Evogene to Quadruple Brazil Castor Yield to Cut Biodiesel Costs

Evogene Ltd., the Israeli biotechnology company, is seeking to quadruple the yield of castor beans it grows in Brazil to cut the cost of producing biodiesel.

The company expects to produce 4 metric tons of castor a hectare annually by 2013, said Liat Cinamon, director of investor relations.

The global average is about 1 ton, she said today in a telephone interview from Israel, citing production data from the Food and Agriculture Organization of the United Nations.

Evogene, based in Rehovot, Israel, said yesterday it’s expanding a field trial it began last year with local agribusiness SLC Agricola SA to breed castor plants in northeast Brazil that bear more seeds and grow more densely.

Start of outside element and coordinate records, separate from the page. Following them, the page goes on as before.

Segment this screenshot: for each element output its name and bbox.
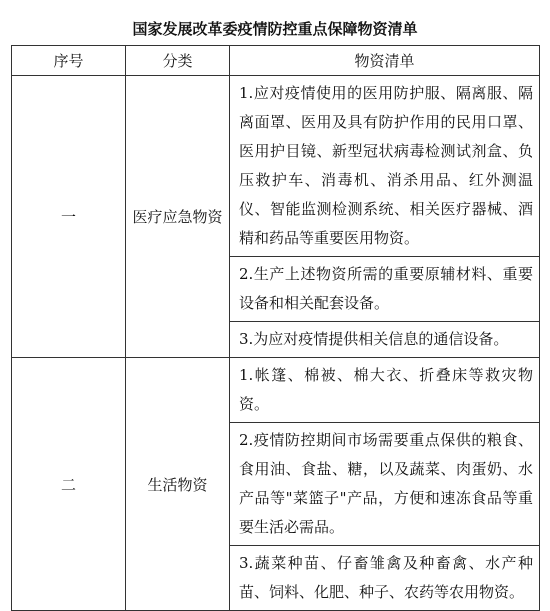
list-item: 3.为应对疫情提供相关信息的通信设备。 bbox=[230, 322, 540, 358]
table-header-row bbox=[12, 46, 540, 76]
header-list: 物资清单 bbox=[230, 46, 540, 76]
supplies-table bbox=[11, 45, 540, 611]
table-row bbox=[12, 76, 540, 257]
header-seq: 序号 bbox=[12, 46, 126, 76]
header-category: 分类 bbox=[126, 46, 230, 76]
list-item: 1.应对疫情使用的医用防护服、隔离服、隔离面罩、医用及具有防护作用的民用口罩、医用护目镜、新型冠状病毒检测试剂盒、负压救护车、消毒机、消杀用品、红外测温仪、智能监测检测系统、相关医疗器械、酒精和药品等重要医用物资。 bbox=[230, 76, 540, 257]
list-item: 2.生产上述物资所需的重要原辅材料、重要设备和相关配套设备。 bbox=[230, 257, 540, 322]
row-category: 生活物资 bbox=[126, 358, 230, 611]
document-title: 国家发展改革委疫情防控重点保障物资清单 bbox=[132, 20, 418, 38]
table-row bbox=[12, 358, 540, 423]
list-item: 2.疫情防控期间市场需要重点保供的粮食、食用油、食盐、糖，以及蔬菜、肉蛋奶、水产品等"菜篮子"产品，方便和速冻食品等重要生活必需品。 bbox=[230, 423, 540, 546]
list-item: 3.蔬菜种苗、仔畜雏禽及种畜禽、水产种苗、饲料、化肥、种子、农药等农用物资。 bbox=[230, 546, 540, 611]
list-item: 1.帐篷、棉被、棉大衣、折叠床等救灾物资。 bbox=[230, 358, 540, 423]
row-seq: 一 bbox=[12, 76, 126, 358]
row-category: 医疗应急物资 bbox=[126, 76, 230, 358]
row-seq: 二 bbox=[12, 358, 126, 611]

“This will significantly cut the cost of biodiesel feedstock,” which accounts for 80 percent of production costs, she said.

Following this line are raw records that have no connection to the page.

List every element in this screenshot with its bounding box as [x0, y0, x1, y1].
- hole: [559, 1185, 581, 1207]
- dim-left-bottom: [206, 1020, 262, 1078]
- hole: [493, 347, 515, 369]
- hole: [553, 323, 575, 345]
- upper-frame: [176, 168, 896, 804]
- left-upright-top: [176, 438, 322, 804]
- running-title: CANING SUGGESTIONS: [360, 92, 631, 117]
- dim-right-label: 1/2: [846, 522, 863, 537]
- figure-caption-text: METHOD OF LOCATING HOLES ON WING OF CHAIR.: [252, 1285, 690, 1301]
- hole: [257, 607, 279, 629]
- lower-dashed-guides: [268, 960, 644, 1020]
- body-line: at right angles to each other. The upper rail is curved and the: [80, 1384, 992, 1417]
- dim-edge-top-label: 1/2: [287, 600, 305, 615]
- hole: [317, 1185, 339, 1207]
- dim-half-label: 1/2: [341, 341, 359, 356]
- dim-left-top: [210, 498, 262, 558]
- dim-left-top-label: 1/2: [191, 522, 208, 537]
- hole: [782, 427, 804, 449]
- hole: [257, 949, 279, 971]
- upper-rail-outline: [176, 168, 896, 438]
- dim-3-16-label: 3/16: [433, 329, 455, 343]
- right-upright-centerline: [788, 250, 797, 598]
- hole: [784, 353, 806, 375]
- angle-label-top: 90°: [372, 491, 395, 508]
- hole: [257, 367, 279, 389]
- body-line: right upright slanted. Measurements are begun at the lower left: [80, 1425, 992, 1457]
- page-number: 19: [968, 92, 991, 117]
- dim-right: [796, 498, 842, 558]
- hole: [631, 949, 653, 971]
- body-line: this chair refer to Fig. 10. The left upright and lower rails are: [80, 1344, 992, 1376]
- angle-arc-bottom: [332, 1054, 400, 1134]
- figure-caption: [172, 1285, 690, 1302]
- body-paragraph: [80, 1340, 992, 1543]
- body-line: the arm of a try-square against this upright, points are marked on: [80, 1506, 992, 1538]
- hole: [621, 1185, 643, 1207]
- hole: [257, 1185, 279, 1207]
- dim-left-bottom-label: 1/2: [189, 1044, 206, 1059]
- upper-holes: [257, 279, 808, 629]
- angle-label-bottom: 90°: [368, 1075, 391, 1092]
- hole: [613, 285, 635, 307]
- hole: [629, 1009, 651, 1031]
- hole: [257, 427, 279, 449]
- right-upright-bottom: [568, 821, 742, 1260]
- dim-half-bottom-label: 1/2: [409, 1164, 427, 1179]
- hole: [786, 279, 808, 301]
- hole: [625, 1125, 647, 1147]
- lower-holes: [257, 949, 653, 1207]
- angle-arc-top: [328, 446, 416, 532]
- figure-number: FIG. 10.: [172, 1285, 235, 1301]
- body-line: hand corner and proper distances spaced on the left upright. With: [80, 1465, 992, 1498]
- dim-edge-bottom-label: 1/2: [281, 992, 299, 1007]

Castor oil, which can also be used in paints, lubricants and chemicals industries, sells for about $2,000 a ton, compared to $1,500 for soybean oil, Cinamon said.

“When Evogene meets its target it will be competitive” with other biodiesel raw materials such as soybean oil, which is the staple feedstock for most Brazilian refineries, she said.

About 79 percent of biodiesel feedstock was soybean oil in September and none was made from castor oil, according to data posted online by fuel regulator Agencia Nacional do Petroleo, Gas Natural e Biocombustiveis.